The study found that the entrepreneurial intent of the Indian workforce, including women, is high at 76 percent. However, demarcated gender roles make entrepreneurship a less conducive career option for women.
Women also face an uphill battle when it comes to raising capital. There currently exists an eight percent difference in the amount of funding received by women-led versus male-led startups. The survey concluded that women founders come off as ‘more cautious’ to investors than male founders. Women-founded startups also take much longer to get ready to raise Series A.
Finding the Way Forward
The study suggests a two-pronged approach to removing the obstacles in women’s path leading into the entrepreneurial world.

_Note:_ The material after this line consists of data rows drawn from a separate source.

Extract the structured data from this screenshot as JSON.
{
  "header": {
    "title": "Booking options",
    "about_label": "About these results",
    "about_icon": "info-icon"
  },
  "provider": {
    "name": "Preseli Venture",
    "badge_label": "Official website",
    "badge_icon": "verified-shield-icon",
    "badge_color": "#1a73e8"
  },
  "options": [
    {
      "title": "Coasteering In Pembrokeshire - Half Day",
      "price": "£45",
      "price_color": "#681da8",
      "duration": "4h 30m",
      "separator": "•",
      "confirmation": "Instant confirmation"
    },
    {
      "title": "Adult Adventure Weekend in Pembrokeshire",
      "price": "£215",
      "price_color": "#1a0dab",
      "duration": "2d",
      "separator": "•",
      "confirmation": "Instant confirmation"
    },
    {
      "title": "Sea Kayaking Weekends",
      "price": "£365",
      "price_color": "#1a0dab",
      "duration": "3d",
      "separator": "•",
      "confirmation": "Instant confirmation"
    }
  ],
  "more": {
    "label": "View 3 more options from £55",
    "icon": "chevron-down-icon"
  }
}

The first step is to identify the underlying causes stopping them from ‘starting up’. The next is to undertake outcome-oriented steps that can bring about tangible, measurable change.
6 priority areas were outlined by the study and steps on how to address each of them have been mentioned.
Atit Danak, Partner at Zinnov, said, “Women founders have proven their ability to successfully build start-ups, with over USD 30 Bn in the total valuation of unicorns and 800+ B2B businesses that they’ve built. However, despite their success, women founders still face challenges and biases in the Indian start-up ecosystem. Addressing these challenges is critical to unlocking the potential of 10X women entrepreneurs and bridging the existing gap. With buy-in and collaboration from the larger ecosystem, equity is possible.”
Srikant Sastri, President, of TiE Delhi-NCR, commented, “TiE Delhi-NCR, through its focused initiatives, has been at the forefront of creating a level playing field for women entrepreneurs. By launching this report, we aim to outline actionable steps and identify key focus areas and frameworks that will help create a more inclusive ecosystem that benefits all. We’re grateful to our partners for their support.”
Sanjay Gupta, Country Head, and Vice President, of Google India spoke about the study and said, “Over the last decade, India’s start-up ecosystem has made steady progress to cement its position as a leading hub of innovation for the world. It has made determined progress, overcome many set notions, and proven its credibility by building very successful and large enterprises. As we enter India’s digital decade, it’s also incumbent on this dynamic start-up ecosystem to reflect and review its impressions and biases when it comes to women-led start-ups in the country. This report shines the light on this fast-growing community of women founders and calls upon the ecosystem to make India an equitable and inclusive land of entrepreneurs and progress.”